All extracted transaction networks required for multi-network model training can be downloaded here.

The dataset include: (1) Token extraction: extracting the token transaction network from our P2P Ethereum live node. (2) Discretization: creating weekly snapshots to form discrete time dynamic graphs. (3) MN Models Training: our transaction networks are divided randomly into train and test sets. We train the MNs on a collection of training networks. Lastly, MNs are tested on 20 unseen test networks.

• Dataset Overview*

• Each .csv file represents all transactions of the token network that has the same name as the file name (tokenname.csv)
• Each transaction corresponds to a row in each file
• The information of each transaction is recorded as the table below:

• To use the same setting as described in the papers, we include edge list and label that contain node interactions and labels for each snapshot in each token network
  • Each transaction in the edge list also has "from","to" and "amount" fields, but with an additional "snapshot" field to indicate the index of the snapshot that the transaction below to
  • Each row in label file indicates the ground truth label of the snapshot having an index corresponding to the index of the row (e.g first row indicates the label of the first snapshot)
• However, we also provide raw .csv to divide into generate edges list and label with a different setting.

1. install torch

pip install torch torchvision torchaudio --index-url https://download.pytorch.org/whl/cu121

2. install PyG

pip install torch_geometric==2.4.0
pip install pyg_lib torch_scatter torch_sparse torch_cluster torch_spline_conv -f https://data.pyg.org/whl/torch-2.2.0+cu121.html

3. install PyTorch Geonetric Temporal (optional)

pip install torch-geometric-temporal

• Python 3.8+
• Libraries listed in installed_packages.txt

To train a single or multi-network model, download datasets from here.

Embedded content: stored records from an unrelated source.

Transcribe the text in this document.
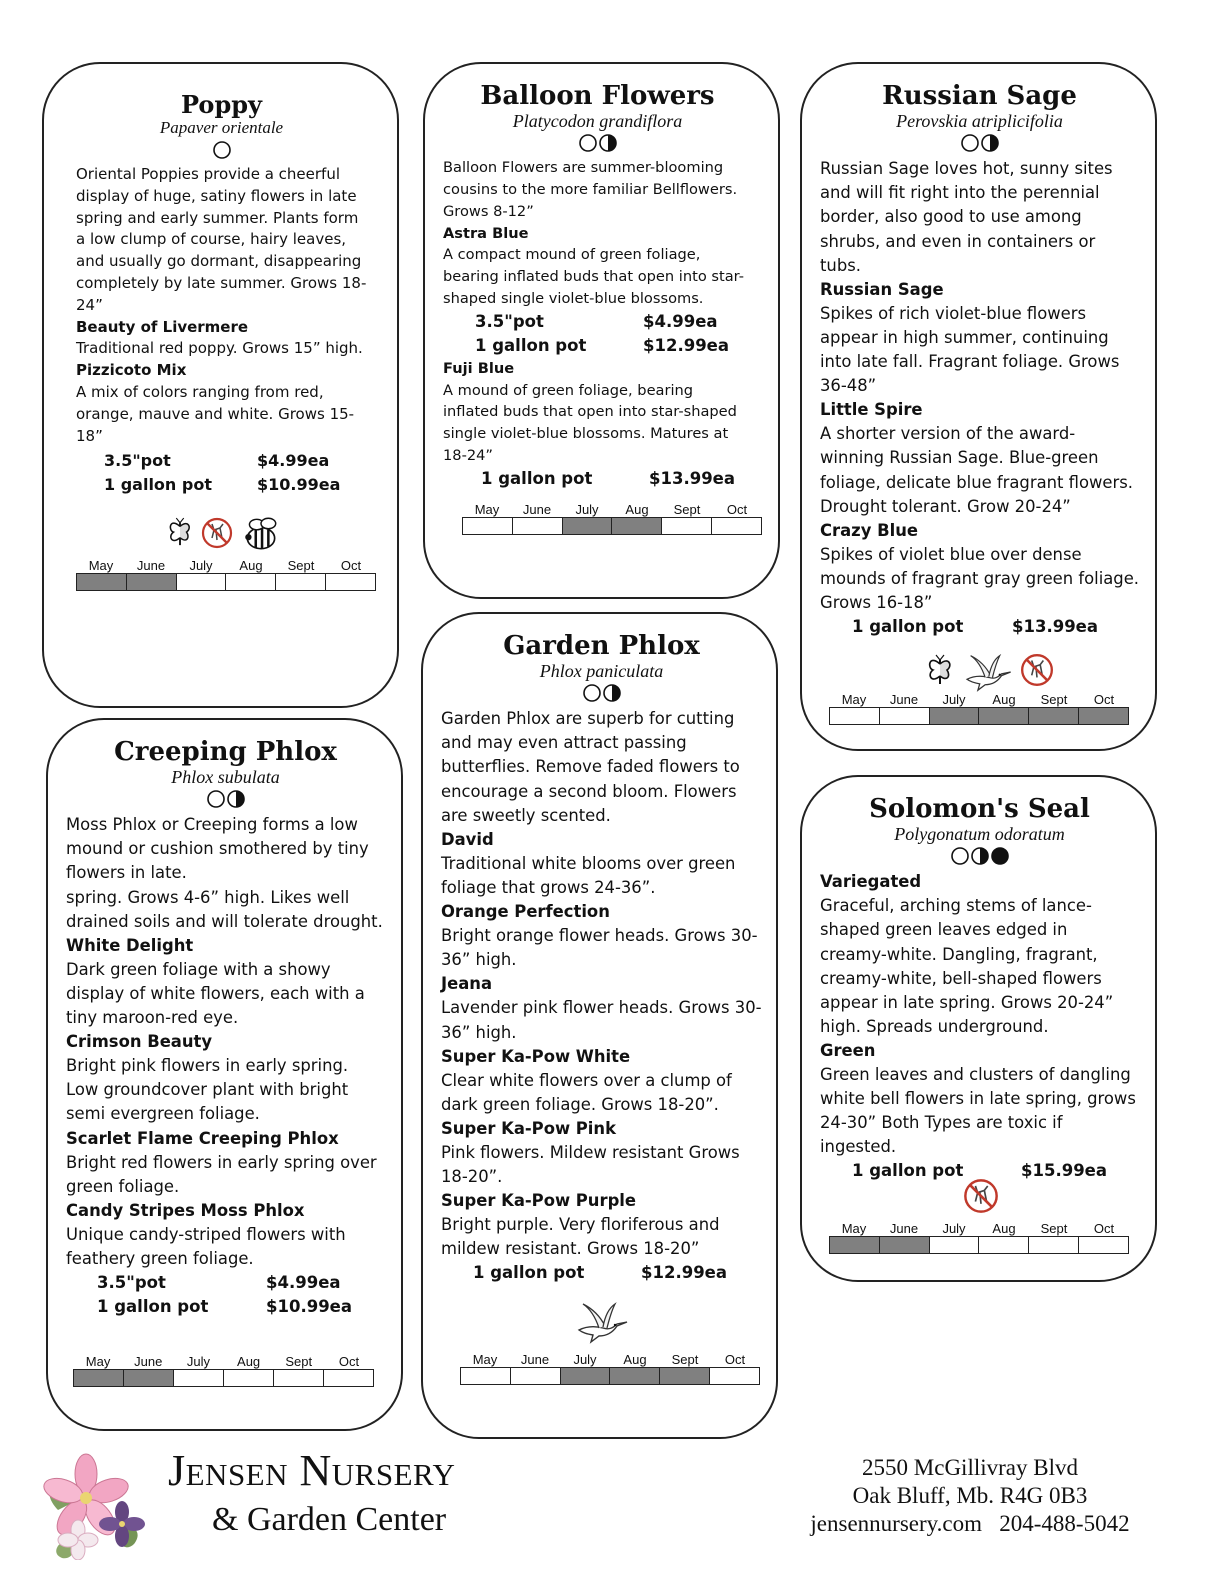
Poppy
Papaver orientale

Oriental Poppies provide a cheerful display of huge, satiny flowers in late spring and early summer. Plants form a low clump of course, hairy leaves, and usually go dormant, disappearing completely by late summer. Grows 18-24”

Beauty of Livermere

Traditional red poppy. Grows 15” high.

Pizzicoto Mix

A mix of colors ranging from red, orange, mauve and white. Grows 15-18”

3.5"pot	$4.99ea
1 gallon pot	$10.99ea
May	June	July	Aug	Sept	Oct
Balloon Flowers
Platycodon grandiflora

Balloon Flowers are summer-blooming cousins to the more familiar Bellflowers. Grows 8-12”

Astra Blue

A compact mound of green foliage, bearing inflated buds that open into star-shaped single violet-blue blossoms.

3.5"pot	$4.99ea
1 gallon pot	$12.99ea

Fuji Blue

A mound of green foliage, bearing inflated buds that open into star-shaped single violet-blue blossoms. Matures at 18-24”

1 gallon pot	$13.99ea
May	June	July	Aug	Sept	Oct
Russian Sage
Perovskia atriplicifolia

Russian Sage loves hot, sunny sites and will fit right into the perennial border, also good to use among shrubs, and even in containers or tubs.

Russian Sage

Spikes of rich violet-blue flowers appear in high summer, continuing into late fall. Fragrant foliage. Grows 36-48”

Little Spire

A shorter version of the award-winning Russian Sage. Blue-green foliage, delicate blue fragrant flowers. Drought tolerant. Grow 20-24”

Crazy Blue

Spikes of violet blue over dense mounds of fragrant gray green foliage. Grows 16-18”

1 gallon pot	$13.99ea
May	June	July	Aug	Sept	Oct
Creeping Phlox
Phlox subulata

Moss Phlox or Creeping forms a low mound or cushion smothered by tiny flowers in late.
spring. Grows 4-6” high. Likes well drained soils and will tolerate drought.

White Delight

Dark green foliage with a showy display of white flowers, each with a tiny maroon-red eye.

Crimson Beauty

Bright pink flowers in early spring. Low groundcover plant with bright semi evergreen foliage.

Scarlet Flame Creeping Phlox

Bright red flowers in early spring over green foliage.

Candy Stripes Moss Phlox

Unique candy-striped flowers with feathery green foliage.

3.5"pot	$4.99ea
1 gallon pot	$10.99ea
May	June	July	Aug	Sept	Oct
Garden Phlox
Phlox paniculata

Garden Phlox are superb for cutting and may even attract passing butterflies. Remove faded flowers to encourage a second bloom. Flowers are sweetly scented.

David

Traditional white blooms over green foliage that grows 24-36”.

Orange Perfection

Bright orange flower heads. Grows 30-36” high.

Jeana

Lavender pink flower heads. Grows 30-36” high.

Super Ka-Pow White

Clear white flowers over a clump of dark green foliage. Grows 18-20”.

Super Ka-Pow Pink

Pink flowers. Mildew resistant Grows 18-20”.

Super Ka-Pow Purple

Bright purple. Very floriferous and mildew resistant. Grows 18-20”

1 gallon pot	$12.99ea
May	June	July	Aug	Sept	Oct
Solomon's Seal
Polygonatum odoratum

Variegated

Graceful, arching stems of lance-shaped green leaves edged in creamy-white. Dangling, fragrant, creamy-white, bell-shaped flowers appear in late spring. Grows 20-24” high. Spreads underground.

Green

Green leaves and clusters of dangling white bell flowers in late spring, grows 24-30” Both Types are toxic if ingested.

1 gallon pot	$15.99ea
May	June	July	Aug	Sept	Oct
Jensen Nursery
& Garden Center
2550 McGillivray Blvd
Oak Bluff, Mb. R4G 0B3
jensennursery.com 204-488-5042
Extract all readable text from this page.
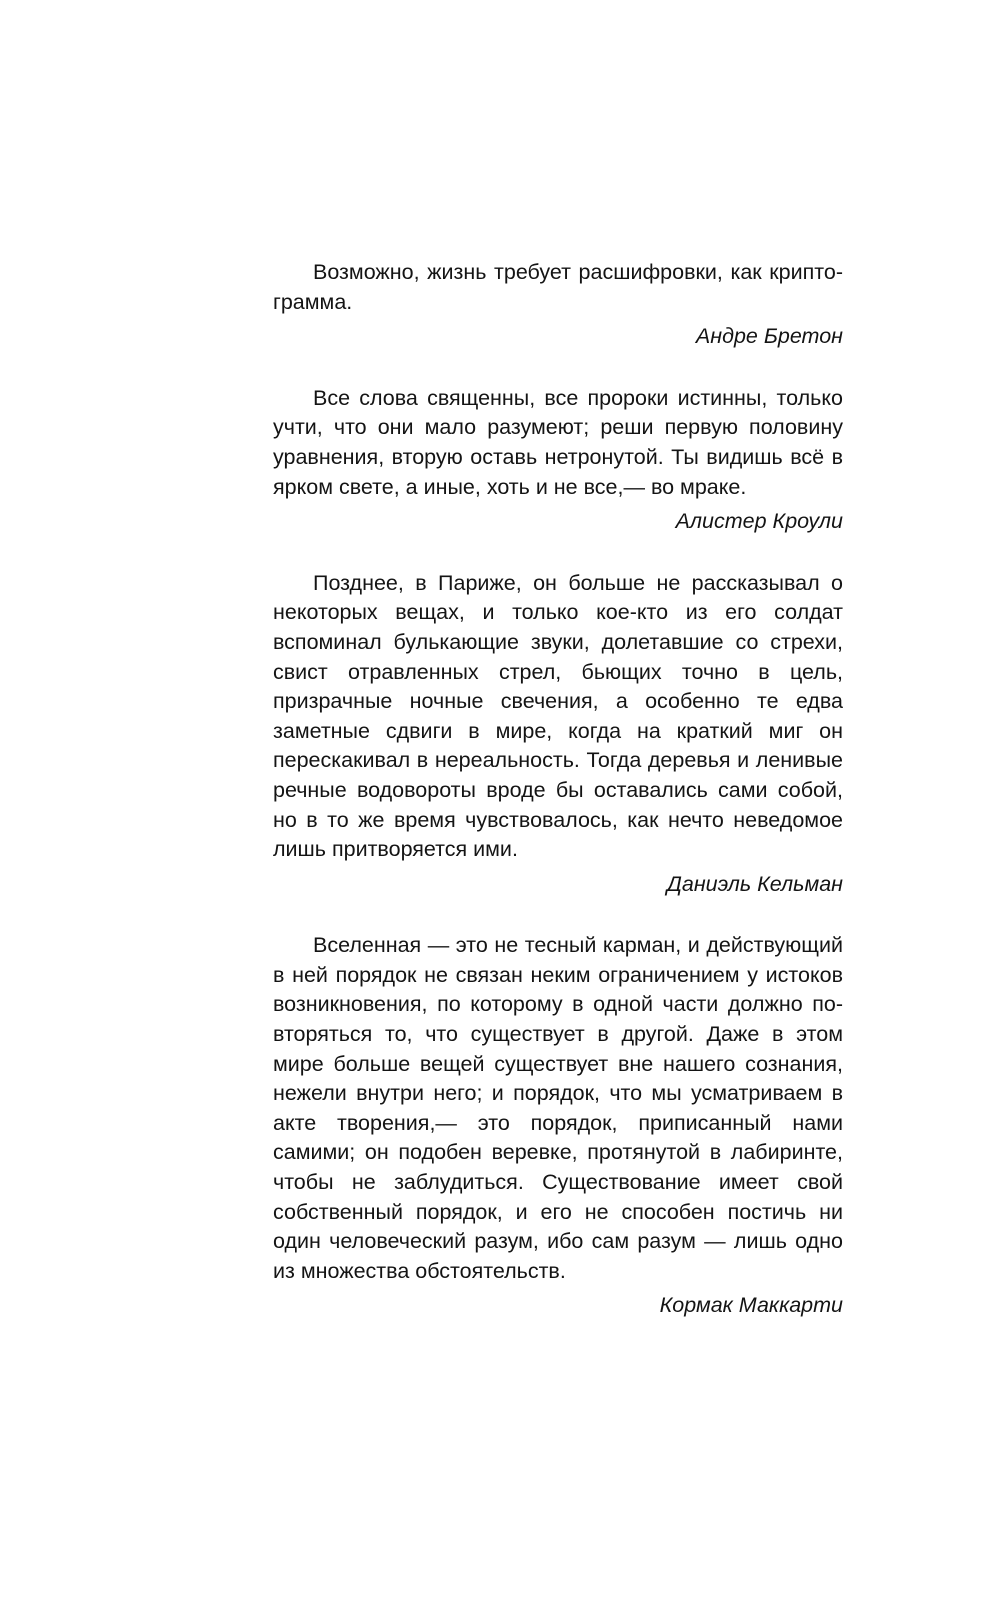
Возможно, жизнь требует расшифровки, как криптограмма.

Андре Бретон

Все слова священны, все пророки истинны, только учти, что они мало разумеют; реши первую половину уравнения, вторую оставь нетронутой. Ты видишь всё в ярком свете, а иные, хоть и не все,— во мраке.

Алистер Кроули

Позднее, в Париже, он больше не рассказывал о некоторых вещах, и только кое-кто из его солдат вспоминал булькающие звуки, долетавшие со стрехи, свист отравленных стрел, бьющих точно в цель, призрачные ночные свечения, а особенно те едва заметные сдвиги в мире, когда на краткий миг он перескакивал в нереальность. Тогда деревья и ленивые речные водовороты вроде бы оставались сами собой, но в то же время чувствовалось, как нечто неведомое лишь притворяется ими.

Даниэль Кельман

Вселенная — это не тесный карман, и действующий в ней порядок не связан неким ограничением у истоков возникновения, по которому в одной части должно повторяться то, что существует в другой. Даже в этом мире больше вещей существует вне нашего сознания, нежели внутри него; и порядок, что мы усматриваем в акте творения,— это порядок, приписанный нами самими; он подобен веревке, протянутой в лабиринте, чтобы не заблудиться. Существование имеет свой собственный порядок, и его не способен постичь ни один человеческий разум, ибо сам разум — лишь одно из множества обстоятельств.

Кормак Маккарти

• All label files need to be placed in the directory data/input/raw/labels/
• All edge list files need to be placed in the directory data/input/raw/edgelists/
• All raw .csv files need to be placed in the directory data/input/tokens/raw/ if you want to re-generate edge lists and labels.

Multi-network loading for MN models training is done through the following function which is already included in the train_foundation_tgc.py and test_foundation_tgc.py scripts.

load_multiple_datasets("dataset_package_2.txt")

In our experiments, we split each temporal graph chronologically: the first 70% of snapshots are used for training, the next 15% for validation, and the final 15% for testing. These splits are handled automatically during model training and evaluation through a configurable argument, which is set to the default in the provided configuration file. It can be changed with the following arguments:

--test_ratio=(set your test_ratio for example 0.15)  
--val_ratio= (set your test_ratio for example 0.15)  

To train the multi-network model train_foundation_tgc.py should be used. Examples include:

python train_foundation_tgc.py --model=HTGN --max_epoch=300 --lr=0.0001 --seed=710 --wandb

In order to inference testing on saved multi-network models test_foundation_tgc.py is used:

python test_foundation_tgc.py --model=HTGGN --seed=710

• To train a single model, run train_single_tgc.py inside /script/. Hyper-parameters can easily be configured by modifying args.{parameter_name} inside the file.
• It is also possible to run the code and set hyper-parameter by using the commands. Example:

python train_single_tgc.py --model=HTGN --max_epoch=300 --lr=0.0001 --seed=710 --wandb

Make sure to comment out following chunk of code to avoid over-writing when you use the commands to run the code

args.max_epoch = 250
args.wandb = False #Set this to true if you want to use wandb as a training debug tool
args.min_epoch = 100
args.model = "HTGN"
args.log_interval = 10
args.lr = 0.00015
args.patience = 20